Dari kiri ke kanan, Hidenari Nishikawa, Asistant Chief, Merchandising Group, Kohei Fukugawa, Supervisor, Software Design Group, Tetsuji Kamio, Staff Engineer, Image ENgineering Group, Emi Fujiwara, PR / Communication Group, Naoki Tanizawa, Manager, Communication Group, Michiharu Uematsu, Advisor, Merchandising Group. Image Credit : DPReview.com

Dpreview mempublikasikan wawancara Panasonic pada ajang CP+ dengan beberapa eksekutif Panasonic, mengkonfirmasi bahwa Panasonic fokus ke kedua pengembangan video dan foto stills. Berikut adalah rekap dan kesimpulan singkat yang bisa diambil dari wawancara tersebut.

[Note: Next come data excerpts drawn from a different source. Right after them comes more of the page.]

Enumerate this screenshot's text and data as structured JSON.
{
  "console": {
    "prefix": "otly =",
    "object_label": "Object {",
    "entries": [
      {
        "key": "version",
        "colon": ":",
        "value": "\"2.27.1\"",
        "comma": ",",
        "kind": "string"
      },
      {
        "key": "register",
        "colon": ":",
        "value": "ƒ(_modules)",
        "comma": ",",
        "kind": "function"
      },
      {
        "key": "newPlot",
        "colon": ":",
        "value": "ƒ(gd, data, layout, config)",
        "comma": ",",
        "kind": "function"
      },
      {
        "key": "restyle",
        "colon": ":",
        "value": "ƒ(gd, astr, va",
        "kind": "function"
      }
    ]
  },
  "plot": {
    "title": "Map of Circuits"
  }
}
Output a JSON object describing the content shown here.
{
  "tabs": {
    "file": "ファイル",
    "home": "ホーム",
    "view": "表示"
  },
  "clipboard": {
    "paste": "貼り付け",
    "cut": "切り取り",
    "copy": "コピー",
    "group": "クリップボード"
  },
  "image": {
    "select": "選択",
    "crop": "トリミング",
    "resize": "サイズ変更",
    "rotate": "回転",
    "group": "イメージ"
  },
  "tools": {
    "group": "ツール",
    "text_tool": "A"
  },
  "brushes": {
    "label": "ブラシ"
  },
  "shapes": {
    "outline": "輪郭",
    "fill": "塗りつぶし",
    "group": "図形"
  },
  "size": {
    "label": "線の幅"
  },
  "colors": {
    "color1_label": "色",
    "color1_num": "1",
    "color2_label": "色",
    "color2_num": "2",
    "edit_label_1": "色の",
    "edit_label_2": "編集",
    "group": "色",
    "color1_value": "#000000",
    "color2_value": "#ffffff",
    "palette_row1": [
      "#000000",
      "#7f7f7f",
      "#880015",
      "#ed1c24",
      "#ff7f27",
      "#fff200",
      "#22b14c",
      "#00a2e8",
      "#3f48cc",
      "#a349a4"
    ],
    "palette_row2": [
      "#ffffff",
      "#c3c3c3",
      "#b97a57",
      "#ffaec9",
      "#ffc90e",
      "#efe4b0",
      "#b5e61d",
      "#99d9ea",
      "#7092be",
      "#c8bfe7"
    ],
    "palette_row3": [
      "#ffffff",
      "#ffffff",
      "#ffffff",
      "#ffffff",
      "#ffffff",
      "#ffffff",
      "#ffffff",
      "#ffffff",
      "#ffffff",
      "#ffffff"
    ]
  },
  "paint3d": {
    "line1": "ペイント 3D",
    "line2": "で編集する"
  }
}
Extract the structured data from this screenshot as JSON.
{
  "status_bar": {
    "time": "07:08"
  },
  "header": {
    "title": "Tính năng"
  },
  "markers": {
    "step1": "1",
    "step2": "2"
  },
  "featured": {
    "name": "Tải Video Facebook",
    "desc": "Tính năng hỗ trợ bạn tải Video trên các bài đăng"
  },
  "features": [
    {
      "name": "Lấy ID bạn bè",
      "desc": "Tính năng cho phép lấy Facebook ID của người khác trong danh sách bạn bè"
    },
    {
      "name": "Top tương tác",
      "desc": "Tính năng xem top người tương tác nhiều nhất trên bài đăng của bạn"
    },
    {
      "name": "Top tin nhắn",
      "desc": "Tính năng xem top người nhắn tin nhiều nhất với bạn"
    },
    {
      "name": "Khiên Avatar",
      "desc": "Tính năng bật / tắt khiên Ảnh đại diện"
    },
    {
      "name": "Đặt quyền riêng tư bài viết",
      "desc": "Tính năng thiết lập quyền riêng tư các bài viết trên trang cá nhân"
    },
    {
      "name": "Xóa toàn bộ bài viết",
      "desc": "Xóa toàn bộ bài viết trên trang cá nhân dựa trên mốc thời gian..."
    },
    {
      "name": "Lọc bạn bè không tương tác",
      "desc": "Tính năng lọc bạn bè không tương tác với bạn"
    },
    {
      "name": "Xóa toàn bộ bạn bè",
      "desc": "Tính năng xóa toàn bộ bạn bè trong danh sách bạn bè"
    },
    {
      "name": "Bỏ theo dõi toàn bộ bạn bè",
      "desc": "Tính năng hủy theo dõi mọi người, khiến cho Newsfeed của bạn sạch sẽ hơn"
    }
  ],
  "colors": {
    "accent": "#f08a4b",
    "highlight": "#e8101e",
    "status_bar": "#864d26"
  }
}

Kamera Lumix GH5 dirancang untuk foto dan video, sementara Panasonic GH5S lebih khusus untuk video, dan G9 untuk foto. Dengan fokus spesialisasi ini Panasonic mampu meningkatkan kemampuan kamera tersebut secara lebih detail.

Pada departemen sistem auto fokus, Panasonic memutuskan akan tetap menggunakan sistem AF deteksi kontras dengan teknologi DFD (Depth from Defocus) ketika mereka mengembangkan GH4. Hal ini disebabkan karena sistem AF deteksi fase (PDAF) menurut mereka dapat merusak kualitas gambar. Jadi dapat dipastikan tidak ada rencana untuk mengadopsi PDAF. Panasonic akan tetap meningkatkan kecepatan kontras AF dengan DFD

Panasonic mungkin akan membuat kamera dengan lensa fixed bersensor besar di masa depan. Mungkin seabagai pengembangan dari kamera LX100.

Mereka menghabiskan 3 tahun terakhir untuk membangun kemampuan video mereka menjadi sangat solid, dan sekarang dengan Panasonic G9 mereka mulai membangun kemampuan foto stills. Meski dilakukan secara bertahap, Panasonic menghargai kemampuan video dan stills secara seimbang.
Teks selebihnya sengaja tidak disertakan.